Right now, I’m sitting alone in my dark apartment, listening to the passing cars, wailing ambulances, and hum of the city nightlife, and yes, I do feel a bit lonely. I miss the quiet little suburb I grew up in. I miss being able to walk down the street and greet all my neighbors whom I’ve known since childhood. I miss the corner deli I could walk to and get a little snack on the way home from school. But I mostly miss my family and friends. The thing is: I really only get these thoughts when I’ve been provoked. I’m perfectly content with living alone. I don’t have to be home at any certain time. If I want to eat an entire box of Girl Scout cookies for dinner, I can. I can leave my piles of laundry on my couch for a week and a half and nobody is there to tell me to clean it up. I don’t have to cook for anyone or clean for anyone, and it’s blissful.
I’m not a particularly social person (Funny, coming from a girl who’s profession is to improve communication in others…). I’m kind of a happy medium between introspective and moderately outgoing. I can be social when I want to be, but I love my space. I think this is a hard concept for people to grasp. Most people I know are drawn to social situations. They crave human connections. I wouldn’t say I crave them, but it’s nice to be around people now and then.

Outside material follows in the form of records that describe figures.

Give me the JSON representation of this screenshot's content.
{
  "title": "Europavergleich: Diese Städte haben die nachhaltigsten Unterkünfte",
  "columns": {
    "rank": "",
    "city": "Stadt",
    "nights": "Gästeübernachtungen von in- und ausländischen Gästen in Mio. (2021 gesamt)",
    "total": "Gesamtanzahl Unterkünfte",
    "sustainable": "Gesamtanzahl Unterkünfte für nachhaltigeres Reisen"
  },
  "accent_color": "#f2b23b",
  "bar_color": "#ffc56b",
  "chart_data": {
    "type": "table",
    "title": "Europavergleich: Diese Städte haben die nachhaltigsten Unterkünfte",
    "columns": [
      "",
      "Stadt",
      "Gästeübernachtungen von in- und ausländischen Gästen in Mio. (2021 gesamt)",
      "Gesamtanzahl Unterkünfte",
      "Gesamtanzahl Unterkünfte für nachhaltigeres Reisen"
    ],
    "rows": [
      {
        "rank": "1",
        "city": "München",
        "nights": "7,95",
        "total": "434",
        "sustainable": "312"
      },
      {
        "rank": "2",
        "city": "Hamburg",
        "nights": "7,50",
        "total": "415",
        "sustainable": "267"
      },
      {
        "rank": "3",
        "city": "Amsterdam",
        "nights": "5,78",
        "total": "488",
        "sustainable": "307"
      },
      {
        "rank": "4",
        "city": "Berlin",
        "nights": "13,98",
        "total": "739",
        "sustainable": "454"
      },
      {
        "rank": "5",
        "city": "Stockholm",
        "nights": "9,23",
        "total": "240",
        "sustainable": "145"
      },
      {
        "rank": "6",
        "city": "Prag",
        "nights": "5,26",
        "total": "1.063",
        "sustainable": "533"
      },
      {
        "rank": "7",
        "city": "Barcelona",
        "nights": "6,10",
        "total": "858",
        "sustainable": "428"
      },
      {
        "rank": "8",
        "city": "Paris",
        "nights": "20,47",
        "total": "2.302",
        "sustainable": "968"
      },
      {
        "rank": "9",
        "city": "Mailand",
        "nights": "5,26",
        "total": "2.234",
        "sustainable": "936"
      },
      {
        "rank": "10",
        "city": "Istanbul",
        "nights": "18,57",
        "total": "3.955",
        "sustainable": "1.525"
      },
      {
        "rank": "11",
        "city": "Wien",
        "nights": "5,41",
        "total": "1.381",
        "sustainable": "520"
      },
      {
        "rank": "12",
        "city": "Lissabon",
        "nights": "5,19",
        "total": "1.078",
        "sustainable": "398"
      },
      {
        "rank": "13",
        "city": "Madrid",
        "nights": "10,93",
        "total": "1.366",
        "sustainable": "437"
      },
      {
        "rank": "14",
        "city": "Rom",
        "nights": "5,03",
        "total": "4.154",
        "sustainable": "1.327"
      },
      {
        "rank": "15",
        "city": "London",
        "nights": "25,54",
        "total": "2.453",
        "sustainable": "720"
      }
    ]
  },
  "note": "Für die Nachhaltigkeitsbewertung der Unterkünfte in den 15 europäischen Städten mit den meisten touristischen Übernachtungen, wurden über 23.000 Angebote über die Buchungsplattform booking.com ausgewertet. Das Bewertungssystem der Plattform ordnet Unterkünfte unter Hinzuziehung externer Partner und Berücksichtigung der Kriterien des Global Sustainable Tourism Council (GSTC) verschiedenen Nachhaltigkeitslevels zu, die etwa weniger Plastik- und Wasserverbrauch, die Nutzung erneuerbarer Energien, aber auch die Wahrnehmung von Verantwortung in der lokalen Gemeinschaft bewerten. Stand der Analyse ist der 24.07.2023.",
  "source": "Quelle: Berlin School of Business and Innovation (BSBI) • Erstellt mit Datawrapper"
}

There is a joke one of my SLP friends introduced to me: “what’s your autism?” (As SLPs, we all seem to have some sort of quirk about us.) Maybe this is mine. Maybe my “autism” is that I prefer solitude. Really, I shouldn’t have to justify, but if this is how I can get others to understand me, so be it. I don’t want to have to justify why I spent my entire spring break alone, running errands, tending to my mini-garden, and watching Netflix. Because it made me happy. I shouldn’t have to justify why I would rather spend my Friday nights curled up with a good book than out downing beer after beer and eating greasy, fried foods that only make me feel Saturday morning regret in a too-loud, smoky bar. Because it makes me happy. And I certainly shouldn’t have to justify that moving to Florida was one of the scariest and most liberating choices I’ve made in my entire life, because I have nobody looking over my shoulder, concerned with whether or not I make friends. Because I like being alone.
If I want to be alone, and that’s truly what I want, why should it be anyone else’s business?